Certo le vallate piemontesi non sfuggono alla fotografia, anche se non esiste una valle uguale all’altra e la ricchezza delle Alpi consiste proprio nella loro diversità. Purtroppo l’idea grigia della periferia alberga in molti abitanti delle nostre montagne, che invidiano i privilegi veri o presunti dei cittadini e si sentono abbandonati dal palazzo, dalla televisione, da tutti. «Sovente si fa fatica a trovare il quarto per una partita a carte!» sintetizza Ezio Donadio, assessore al Comune di Castelmagno in alta Valle Grana, e la stessa metafora vale per alcuni villaggi delle valli del Pinerolese, del Torinese e del Canavese, soprattutto ora che il turismo estivo è un ricordo, e all’autunno seguirà l’inverno, e per la primavera bisognerà aspettare maggio, se va bene.
Un recente studio dell’Ente Italiano della Montagna calcola che su una superficie montana di 13.754,9 chilometri quadrati, più di metà del territorio regionale, la popolazione ammonti a 865.290 abitanti, che sono meno di quelli di Torino e non raggiungono il 20 per cento della popolazione regionale.
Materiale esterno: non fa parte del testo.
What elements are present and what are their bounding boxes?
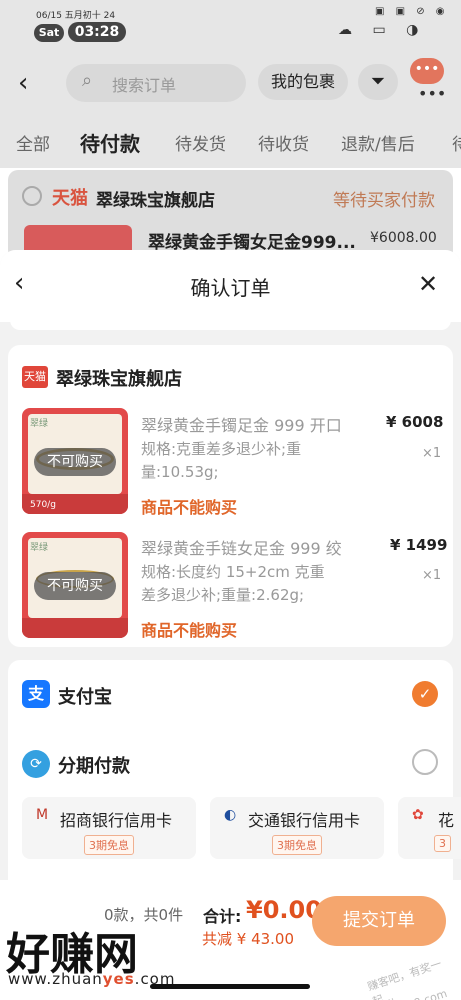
tmall-logo: 天猫: [52, 188, 88, 209]
order-status: 等待买家付款: [333, 191, 435, 211]
more-menu-button[interactable]: •••: [410, 58, 444, 84]
search-icon: ⌕: [82, 70, 93, 91]
order-shop-name[interactable]: 翠绿珠宝旗舰店: [96, 186, 215, 211]
product-spec-line2: 差多退少补;重量:2.62g;: [141, 586, 305, 604]
product-spec-line1: 规格:克重差多退少补;重: [141, 440, 302, 458]
product-price: ¥ 6008: [386, 413, 444, 431]
product-name[interactable]: 翠绿黄金手链女足金 999 绞: [141, 535, 342, 559]
tab-all[interactable]: 全部: [16, 130, 50, 155]
address-card-bottom: [10, 316, 451, 330]
product-qty: ×1: [422, 568, 442, 583]
product-warning: 商品不能购买: [141, 621, 238, 640]
bank-badge: 3期免息: [272, 835, 322, 855]
status-icons: ▣ ▣ ⊘ ◉: [375, 6, 449, 17]
more-dots-icon[interactable]: •••: [418, 84, 446, 103]
bank-option-cmb[interactable]: M 招商银行信用卡 3期免息: [22, 797, 196, 859]
submit-order-button[interactable]: 提交订单: [312, 896, 446, 946]
image-price-tag: 570/g: [30, 500, 56, 510]
product-image-bangle[interactable]: 不可购买 翠绿 570/g: [22, 408, 128, 514]
shop-name[interactable]: 翠绿珠宝旗舰店: [56, 365, 182, 391]
bank-badge: 3期免息: [84, 835, 134, 855]
order-select-radio[interactable]: [22, 186, 42, 206]
search-placeholder: 搜索订单: [112, 76, 177, 95]
alipay-selected-check-icon[interactable]: ✓: [412, 681, 438, 707]
order-product-price: ¥6008.00: [370, 230, 437, 246]
bank-option-huabei[interactable]: ✿ 花 3: [398, 797, 461, 859]
bank-option-bocom[interactable]: ◐ 交通银行信用卡 3期免息: [210, 797, 384, 859]
unavailable-overlay: 不可购买: [34, 572, 116, 600]
product-warning: 商品不能购买: [141, 498, 238, 517]
product-name[interactable]: 翠绿黄金手镯足金 999 开口: [141, 412, 342, 436]
product-price: ¥ 1499: [390, 536, 448, 554]
cmb-icon: M: [36, 807, 49, 823]
status-date: 06/15 五月初十 24: [36, 11, 116, 21]
bank-name: 花: [438, 811, 455, 830]
image-brand: 翠绿: [30, 543, 49, 553]
back-icon[interactable]: ‹: [18, 68, 28, 98]
installment-option[interactable]: 分期付款: [58, 752, 130, 778]
tab-more[interactable]: 待: [452, 130, 461, 155]
status-right-icons: ☁ ▭ ◑: [338, 22, 427, 38]
status-time: 03:28: [68, 22, 126, 42]
product-spec-line1: 规格:长度约 15+2cm 克重: [141, 563, 325, 581]
alipay-icon: 支: [22, 680, 50, 708]
bank-name: 招商银行信用卡: [60, 811, 173, 830]
my-bag-button[interactable]: 我的包裹: [258, 64, 348, 100]
discount-total: 共减 ¥ 43.00: [202, 930, 295, 948]
tab-refund[interactable]: 退款/售后: [341, 130, 415, 155]
status-day: Sat: [34, 24, 64, 42]
total-label: 合计:: [203, 907, 242, 926]
product-qty: ×1: [422, 446, 442, 461]
home-indicator[interactable]: [150, 984, 310, 989]
installment-radio[interactable]: [412, 749, 438, 775]
total-value: ¥0.00: [246, 896, 322, 924]
installment-icon: ⟳: [22, 750, 50, 778]
unavailable-overlay: 不可购买: [34, 448, 116, 476]
filter-icon[interactable]: ⏷: [358, 64, 398, 100]
close-icon[interactable]: ✕: [418, 270, 438, 298]
tab-to-ship[interactable]: 待发货: [175, 130, 226, 155]
bank-badge: 3: [434, 835, 451, 852]
huabei-icon: ✿: [412, 807, 424, 823]
bank-name: 交通银行信用卡: [248, 811, 361, 830]
product-spec-line2: 量:10.53g;: [141, 463, 219, 481]
sheet-title: 确认订单: [190, 276, 271, 300]
alipay-option[interactable]: 支付宝: [58, 683, 112, 709]
tab-pending-payment[interactable]: 待付款: [80, 128, 140, 157]
tmall-icon: 天猫: [22, 366, 48, 388]
tab-to-receive[interactable]: 待收货: [258, 130, 309, 155]
bocom-icon: ◐: [224, 807, 237, 823]
product-image-bracelet[interactable]: 不可购买 翠绿: [22, 532, 128, 638]
image-brand: 翠绿: [30, 419, 49, 429]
Qui sta la prima debolezza della montagna, perché non si vota in base al territorio ma alle persone, e non importa se un comune poco abitato e a corto di servizi deve amministrare fette ragguardevoli di boschi, sentieri e terreni a rischio, nemmeno in una regione che si trova “al pie’ del monte”. I comuni montani piemontesi hanno un indice di vecchiaia del 190,3% a fronte di una media nazionale del 131,4%, e il tasso di crescita naturale è negativo. Come dire che ci sono molti più vecchi che bambini. La curva demografica diventa positiva, qualche volta, perché giovani italiani o extracomunitari scelgono la strada della montagna per scelta o per necessità, mettono su famiglia e intraprendono vecchie e nuove attività.
Non esistono né regole né modelli certi. Nella stessa valle possono convivere montagna ricca e montagna povera, abitata e spopolata, giovane e anziana. La Valle di Susa, per esempio, ospita centri molto attrezzati in alta valle, non solo per gli sciatori, e villaggi semi abbandonati nella media valle, dove il tempo sembra essersi fermato alla nostalgia contadina e a promesse tradite di sviluppo turistico. L’indice di vecchiaia di Bardonecchia è appena più alto della media nazionale, intorno al 160 per cento, mentre a Chiomonte supera il 300 per cento.  Negli ultimi dieci anni Bardonecchia ha guadagnato più di 200 abitanti e Chiomonte ne ha persi una quarantina, raggiungendo il minimo storico. A soffrire di più sono sempre le terre di mezzo, scavalcate dalle rotte dello sci e impossibilitate, per ora, a riflettersi in progetti post rurali, post turistici, post moderni. Sul post comanda il past.